Un Taxi pour Tobrouk de Denys de la Patellière (1961) c’est un film de guerre, un drame, mais également un film comique servi par l’humour fin de Michel Audiard au service d’acteurs parfaitement adaptés à ses dialogues savoureux.En dépit de l’immensité désertique, le film s’apparente à un huis-clôt remarquable. Après un raid sur Tobrouk, quatre soldats des FFL perdent leur véhicule mais parviennent à en reprendre un à l’ennemi. Suivent une série d’aventures dans le désert. Peu à peu, face aux épreuves et en dépit de la guerre, une amitié réciproque se forge entre les gardiens et leur captif…

Confrontés aux mêmes épreuves du désert et à celles de la guerre, les quatre commandos finissent par se trouver des affinités avec leur captif, sentiment réciproque de la part d’un Allemand qui a séjourné à Paris, comme … tous ses compagnons français (on remarque toujours à quel point les Parisiens restent surreprésentés sur le grand écran…)

« Passe-lui la tienne »: une des meilleures réplique de C. Aznavour à un L. Ventura hors de lui en constatant que tous ses compagnons ont laissé leurs armes dans le camion…
L’histoire est celle d’un groupe de commandos des Forces Françaises Libres (Lino Ventura, Charles Aznavour, Maurice Biraud et German Cobos) et de leurs péripéties pour regagner leurs lignes après un raid sur la base de Tobrouk. En chemin, ils font un prisonnier, campé par Hardy Krüger.

Des hommes assoiffés suivant des traces dans le désert: une expérience relatée dans nombre de récit consacrés aux raiders du désert du LRDG et du SAS.
« Tu es prisonnier? Non, ben alors creuse! ». On appréciera les quelques clins d’œil historiques d’Audiard : le faible nombre de prisonniers allemands aux mains des Français, Narvik, Pétain, etc.

Dans quelques instants: un assassinat gratuit… la guerre du désert telle que dépeinte dans la dernière partie de mon ouvrage consacré à l’Afrikakorps: une lutte quelquefois éloignée du mythe de la « guerre sans haine ».

Hardy Krüger: l’image d’Epinal du soldat de l »Afrikakorps
Les films de guerre français sont très rares, davantage encore lorsqu’il s’agit de la guerre du désert (il n’y a rien sur Bir Hacheim, par exemple). Si des commandos français ont bien opérés dans le désert, ce fut dans le cadre du SAS de david Stirling, et non du LRDG (comme le laisse supposer le camion des protagonistes du film).

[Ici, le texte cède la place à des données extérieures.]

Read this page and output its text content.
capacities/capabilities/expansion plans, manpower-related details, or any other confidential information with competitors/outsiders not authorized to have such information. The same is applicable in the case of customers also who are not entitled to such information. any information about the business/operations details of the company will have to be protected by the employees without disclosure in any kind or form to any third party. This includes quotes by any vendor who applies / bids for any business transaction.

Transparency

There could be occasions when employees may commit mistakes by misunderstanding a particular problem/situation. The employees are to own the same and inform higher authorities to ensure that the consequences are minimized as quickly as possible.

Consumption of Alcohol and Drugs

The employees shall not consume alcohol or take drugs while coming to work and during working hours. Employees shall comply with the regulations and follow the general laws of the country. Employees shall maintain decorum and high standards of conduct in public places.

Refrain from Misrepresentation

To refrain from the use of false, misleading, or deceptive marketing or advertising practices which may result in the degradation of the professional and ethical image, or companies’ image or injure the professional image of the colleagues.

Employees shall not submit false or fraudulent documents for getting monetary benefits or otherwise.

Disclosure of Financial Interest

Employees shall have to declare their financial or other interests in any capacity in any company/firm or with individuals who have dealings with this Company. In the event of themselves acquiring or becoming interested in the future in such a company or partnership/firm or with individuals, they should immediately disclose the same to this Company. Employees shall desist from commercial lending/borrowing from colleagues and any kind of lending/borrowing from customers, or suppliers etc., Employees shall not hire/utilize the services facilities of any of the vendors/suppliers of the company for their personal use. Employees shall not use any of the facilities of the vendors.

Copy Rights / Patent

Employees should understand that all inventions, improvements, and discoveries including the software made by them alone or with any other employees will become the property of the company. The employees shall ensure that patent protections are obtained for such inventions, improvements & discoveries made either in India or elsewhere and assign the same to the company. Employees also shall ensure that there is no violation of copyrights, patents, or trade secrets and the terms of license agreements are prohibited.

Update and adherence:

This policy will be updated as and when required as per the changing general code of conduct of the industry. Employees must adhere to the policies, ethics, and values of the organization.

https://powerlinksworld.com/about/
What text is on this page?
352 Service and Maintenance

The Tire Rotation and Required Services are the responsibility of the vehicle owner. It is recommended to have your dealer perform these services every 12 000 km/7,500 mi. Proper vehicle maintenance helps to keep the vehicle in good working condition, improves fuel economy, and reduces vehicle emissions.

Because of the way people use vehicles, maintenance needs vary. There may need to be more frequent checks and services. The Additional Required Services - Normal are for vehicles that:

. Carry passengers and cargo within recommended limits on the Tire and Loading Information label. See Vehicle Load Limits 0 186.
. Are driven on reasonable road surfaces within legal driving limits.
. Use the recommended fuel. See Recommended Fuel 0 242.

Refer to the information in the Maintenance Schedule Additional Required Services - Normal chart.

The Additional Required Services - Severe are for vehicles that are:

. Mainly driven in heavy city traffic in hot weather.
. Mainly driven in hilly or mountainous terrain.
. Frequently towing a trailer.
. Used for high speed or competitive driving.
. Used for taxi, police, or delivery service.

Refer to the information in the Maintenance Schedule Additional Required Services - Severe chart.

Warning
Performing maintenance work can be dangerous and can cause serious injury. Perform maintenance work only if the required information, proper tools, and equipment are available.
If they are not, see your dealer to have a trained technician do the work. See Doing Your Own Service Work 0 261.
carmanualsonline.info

Un cliché d’époque montrant plusieurs SAS de la France Libre
Le film fait allusion à l’opération Agreement, une série de raids menés de façon concomitante à la mi-septembre 1942 par le SAS, le LRDG et d’autres unités opérant sur les arrières des forces de l’Axe.
« L’oasis de Siwa, c’est pas les grands boulevards, déclare Théo Dumas/Lino Ventura, faut tomber dessus! ». De fait, le célèbre oasis est représenté dans le film, les prises de vue avec les prisonniers de toutes origines assis auprès de la route ressemblant à s’y méprendre aux clichés pris après la chute de Tobrouk le 21 juin 1942.
Les scènes tournées à Siwa ne sont pourtant pas réalistes. L’ancienne base du LRDG occupée par les Germano-Italiens en juin 1942 n’est aucunement un dépôt où le carburant serait en abondance, surtout pas un lieu de transit des convois du DAK, qui n’auraient rien à faire à suivre cette piste qui mène à cet oasis des confins du désert. Pis, on ne peut vraisemblablement imaginer que Siwa serve de point de rassemblement des prisonniers. La chronologie des événements pose également problème : lorsque les quatre Français mettent la main sur l’engin de l’Hauptmann von Stegel, ils apprennent par « Radio Le Caire » que Rommel est vaincu à El Alamein, et que ses troupes sont en pleine retraite. La bataille débute le 23 octobre et la retraite n’est effective qu’à partir du 4 novembre. Or le raid sur Tobrouk a été mené à la mi-septembre : l’odyssée des protagonistes du film ne peut raisonnablement pas s’éterniser six semaines…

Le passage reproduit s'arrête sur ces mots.